The English poet and artist John Ruskin in his work The Elements of Drawing has observed that “All art is but dirtying the paper delicately.” The thought is indeed a delightful piece of imagination because the basic premise behind displaying the artworks as part of a collective ideation in “Impulses of Drawing” is inspired by this very thought. How a single blot of ink or a single stroke of graphite captures a unit of time and the manner in which an artist attempts to trace, perceive, record or encapsulate his inner being through his art is indeed immensely moving. And juxtaposed with the work of other artists, what one piece seeks to derive or extract or ‘draw’ from the other art work is what is displayed here at the exhibition.
Interpreted in co-relation with the creations of other artists, each one with a unique style of expression and fresh semantics, “Impulses in Drawing” is an interesting experiment of perceiving art of different artists in co-relation to that of other artists and then studying these collectively from a fresh perspective. In the process, one discovers that these pieces speak and communicate with each other and sometimes appear as if they themselves can be re-interpreted in a fashion completely at a tangent from how they appeared as an individual piece.

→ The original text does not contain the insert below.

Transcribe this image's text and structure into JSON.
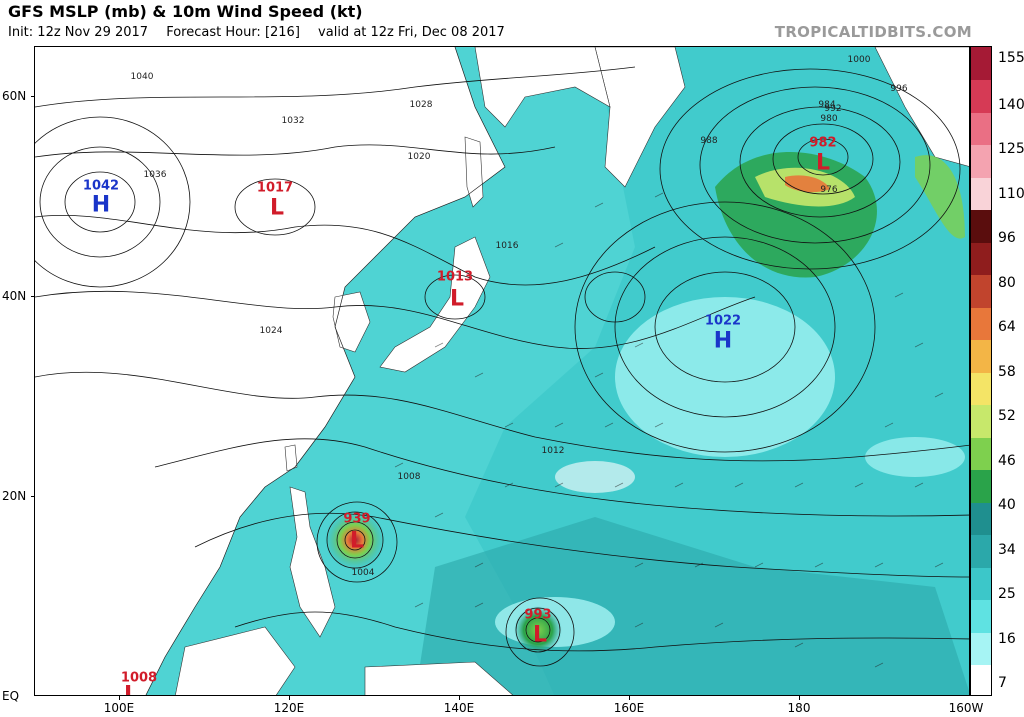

It is this communication and interplay between the myriad pieces of art that has perhaps inspired their collective curation. So one discovers Jagannath Panda’s untitled collection of watercolours on paper depicting the many moods of common men and women alongside Shilpa Gupta’s 100 Hand Drawn Maps of My Country as carbon tracing on paper, portraying the contours of the country against the outline of human figures.
Aami Atmaja’s Like an Ugly Unromantic Happy Friend series of acrylic on canvas has a dark, moody and somber air around them with unpleasant thoughts acquiring unsavory and unpleasant forms. Rakhi Peswani’s series entitled Envisioning the Seer (Studies on Seeing) featuring hand embroidery and mirrors on calico cotton offer different angles of examining and viewing through the eye, through the mind’s eye, through telescopes and microscopes and so on, as a metaphor for how a viewer super-imposes his or her thoughts on a work of art depending upon his or her mood and circumstances.
Chameli Ramachandran’s evocative watercolours on paper and some installations of human figurines in various states of being are extremely soothing and peaceful interpretations of flora, fauna and human beings and are easy on the eye. They almost represent a ‘process of becoming’. Aruna Rao’s Say, Trace and Write! series of digital prints and graphite on paper are a fascinating collection of the English alphabets along with their semantics and drawing of object they depict. For example ‘Q’ for queen has a printed alphabet and is followed by a pencil-written set of alphabets, most likely attempted by a child on a ruled page akin to a school’s ruled notebook.
Juul Kraijer uses the body as a fluid entity whilst Bhupen Khakhar’s preliminary drawing and some early ceramic structures that he used as props for the set of a play also convey the impression of ‘work-in-progress’.
The play of identities and forms as seen individually and then placed in close proximity to the creations or pieces of the others imbues these drawings with a sense of fun and pleasure as after coming in vicinity of each other, they seem to undergo almost a chemical reaction akin to the act of lovemaking wherein bodies react to each other’s touch, smell, feel and sight and derive pleasure for the sake of it. Similarly, the impulse to draw is for the sheer pleasure of drawing and creating a fresh piece and unleashing it for the world to interpret it as they see it.
Working on multiple levels, this intelligently and yet sensitively curated exhibition is not only a visual delight but also an immensely intriguing and thought-provoking exercise that draws the audience into its core and leaves them to ponder the implications of these works, nearly flanking each other. I was completely mesmerized and realized that “Drawing makes you see things clearer, and clearer, and clearer still. The image is passing through you in a physiological way, into your brain, into your memory – where it stays – it’s transmitted by your hands” as stated by the art critic Martin Gayford. Drawing is incessant, growing and restless and all this and more has been captured in “Impulses in Drawing”.
“Impulses in Drawing” is running from 17 July 2015 – 25 August 2015 at the Vadehra Art Gallery, D-53 Defence Colony, New Delhi 110024.